Minimal Golang Makefile

Having build many Golang projects I came with a minimalist makefile that might work for you.
by Ciro S. Costa , Nov 11 - 2017

Most of the time I see myself creating a Golang project: be it a one-file single-purpose thing or a more complex project.

In order to facilitate that process, I try to always keep the structure the same such that there’s no need to put much thought into the process of bootstrapping a new project.

The file structure usually looks like this:

  1. .
  2. ├── .editorconfig
  3. ├── Dockerfile
  4. ├── Makefile
  5. ├── VERSION
  6. ├── lib
  7. ├── foo.go
  8. ├── foo_test.go
  9. ├── something.go
  10. └── something_test.go
  11. └── main.go

Some things to pay attention:

  1. editorconfig is a real deal - I use vim with set shiftwidth=2; set tabstop=2, that is, 2 as the indentation. For go, tab with 8 spaces as indentation.

  2. be it a cli tool or a library, I always make use of a main.go in the root so that’s it’s obvious how to fetch it - go get -u <repo>.


Given the filestructure described above, below is the Makefile. In this case I extracted the Makefile from a test project I started some time ago (a “load-balancer” that makes use of fasthttp: cirocosta/l7).

  1. # I usually keep a `VERSION` file in the root so that anyone
  2. # can clearly check what's the VERSION of `master` or any
  3. # branch at any time by checking the `VERSION` in that git
  4. # revision
  5. VERSION := $(shell cat ./VERSION)
  6. IMAGE_NAME := cirocosta/l7
  7. # As a call to `make` without any arguments leads to the execution
  8. # of the first target found I really prefer to make sure that this
  9. # first one is a non-destructive one that does the most simple
  10. # desired installation. It's very common to people set it as `all`
  11. # but it could be anything like `a`.
  12. all: install
  13. # Install just performs a normal `go install` which builds the source
  14. # files from the package at `./` (I like to keep a `main.go` in the root
  15. # that imports other subpackages).
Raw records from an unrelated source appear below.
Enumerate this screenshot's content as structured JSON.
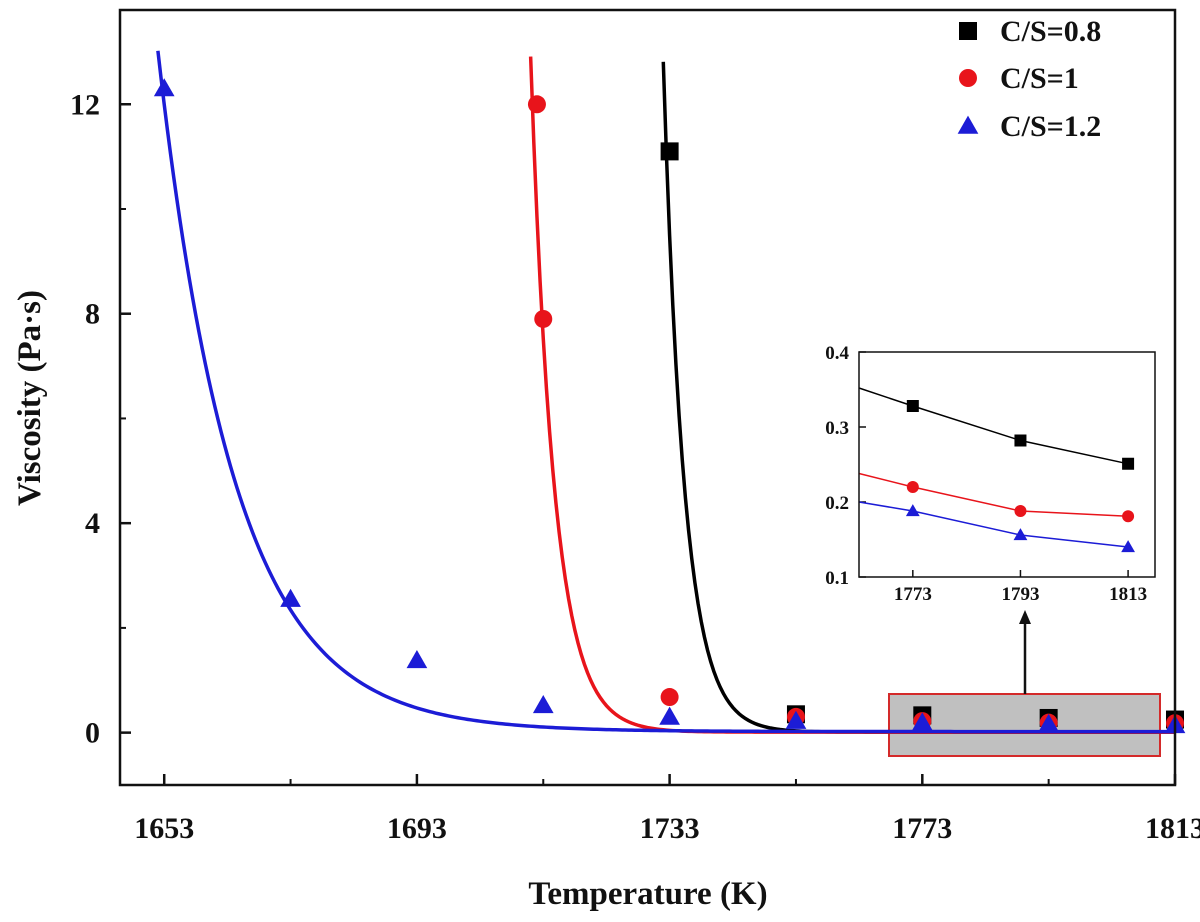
{
  "chart_data": [
    {
      "type": "scatter",
      "xlabel": "Temperature (K)",
      "ylabel": "Viscosity (Pa·s)",
      "xlim": [
        1646,
        1813
      ],
      "ylim": [
        -1,
        13.8
      ],
      "xticks": [
        1653,
        1693,
        1733,
        1773,
        1813
      ],
      "yticks": [
        0,
        4,
        8,
        12
      ],
      "xtick_labels": [
        "1653",
        "1693",
        "1733",
        "1773",
        "1813"
      ],
      "ytick_labels": [
        "0",
        "4",
        "8",
        "12"
      ],
      "legend_position": "top-right",
      "series": [
        {
          "name": "C/S=0.8",
          "marker": "square",
          "color": "#000000",
          "x": [
            1733,
            1753,
            1773,
            1793,
            1813
          ],
          "y": [
            11.1,
            0.35,
            0.33,
            0.28,
            0.25
          ],
          "fit_curve": {
            "x0": 1732,
            "x1": 1813,
            "a": 12.8,
            "k": 0.3,
            "c": 0.01
          }
        },
        {
          "name": "C/S=1",
          "marker": "circle",
          "color": "#e8141b",
          "x": [
            1712,
            1713,
            1733,
            1753,
            1773,
            1793,
            1813
          ],
          "y": [
            12.0,
            7.9,
            0.68,
            0.3,
            0.22,
            0.19,
            0.18
          ],
          "fit_curve": {
            "x0": 1711,
            "x1": 1813,
            "a": 12.9,
            "k": 0.27,
            "c": 0.01
          }
        },
        {
          "name": "C/S=1.2",
          "marker": "triangle",
          "color": "#1c1cd6",
          "x": [
            1653,
            1673,
            1693,
            1713,
            1733,
            1753,
            1773,
            1793,
            1813
          ],
          "y": [
            12.3,
            2.55,
            1.38,
            0.52,
            0.3,
            0.22,
            0.19,
            0.16,
            0.14
          ],
          "fit_curve": {
            "x0": 1652,
            "x1": 1813,
            "a": 13.0,
            "k": 0.082,
            "c": 0.02
          }
        }
      ]
    },
    {
      "type": "line",
      "title": "inset",
      "xlim": [
        1763,
        1818
      ],
      "ylim": [
        0.1,
        0.4
      ],
      "xticks": [
        1773,
        1793,
        1813
      ],
      "yticks": [
        0.1,
        0.2,
        0.3,
        0.4
      ],
      "xtick_labels": [
        "1773",
        "1793",
        "1813"
      ],
      "ytick_labels": [
        "0.1",
        "0.2",
        "0.3",
        "0.4"
      ],
      "series": [
        {
          "name": "C/S=0.8",
          "marker": "square",
          "color": "#000000",
          "x": [
            1773,
            1793,
            1813
          ],
          "y": [
            0.328,
            0.282,
            0.251
          ],
          "line_start": [
            1763,
            0.352
          ]
        },
        {
          "name": "C/S=1",
          "marker": "circle",
          "color": "#e8141b",
          "x": [
            1773,
            1793,
            1813
          ],
          "y": [
            0.22,
            0.188,
            0.181
          ],
          "line_start": [
            1763,
            0.238
          ]
        },
        {
          "name": "C/S=1.2",
          "marker": "triangle",
          "color": "#1c1cd6",
          "x": [
            1773,
            1793,
            1813
          ],
          "y": [
            0.188,
            0.156,
            0.14
          ],
          "line_start": [
            1763,
            0.2
          ]
        }
      ]
    }
  ]
}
As I always commit `vendor` to `git`
  16. # a `go install` will typically always work - except if there's an OS
  17. # limitation in the build flags (e.g, a linux-only project).
  18. install:
  19. go install -v
  20. # keeping `./main.go` with just a `cli` and `./lib/*.go` with actual
  21. # logic, `tests` usually reside under `./lib` (or some other subdirectories).
  22. # Here we could do something like `find . -name "*" -type d -exec ...` but IMO
  23. # that's unnecessary. Just `cd`ing to what matters to you is fine - no need to
  24. # handle the case of directories that you don't want to execute a command.
  25. test:
  26. cd ./lib && go test -v
  27. # Just like `test`, formatting what matters. As `main.go` is in the root,
  28. # `go fmt` the root package. Then just `cd` to what matters to you (`vendor`
  29. # doesn't matter).
  30. fmt:
  31. go fmt
  32. cd ./lib && go fmt
  33. # This target is only useful if you plan to also create a Docker image at
  34. # the end. I have a separate `gist` with a sample Dockerfile tailored for
  35. # golang that you can check out at <TODO>.
  36. # I really like publishing a Docker image together with the GitHub release
  37. # because Docker makes it very simple to someone run your binary without
  38. # having to worry about the retrieval of the binary and execution of it
  39. # - docker already provides the necessary boundaries.
  40. image:
  41. docker build -t cirocosta/l7 .
  42. # This is pretty much an optional thing that I tend to always include.
  43. # Goreleaser is a tool that allows anyone to integrate a binary releasing
  44. # process to their pipelines. Here in this target With just a simple
  45. # `make release` you can have a `tag` created in GitHub with multiple
  46. # builds if you wish.
  47. # See more at `gorelease` github repo.
  48. release:
  49. git tag -a $(VERSION) -m "Release" || true
  50. git push origin $(VERSION)
  51. goreleaser --rm-dist
  52. .PHONY: install test fmt release

Save that content in the Makefile file in root directory of the project, create a VERSION file with something like 0.0.1 (semver) and you’re ready to go.

Closing thoughts

I think it’s very useful to keep a standard way of performing basic operations across multiple repositories. In my experience this reduces the friction of moving from one project to another. Having a common flow of how to build, create an image and publish a project using a Makefile has helped me in such area.

Do you think the same? What are your thoughts?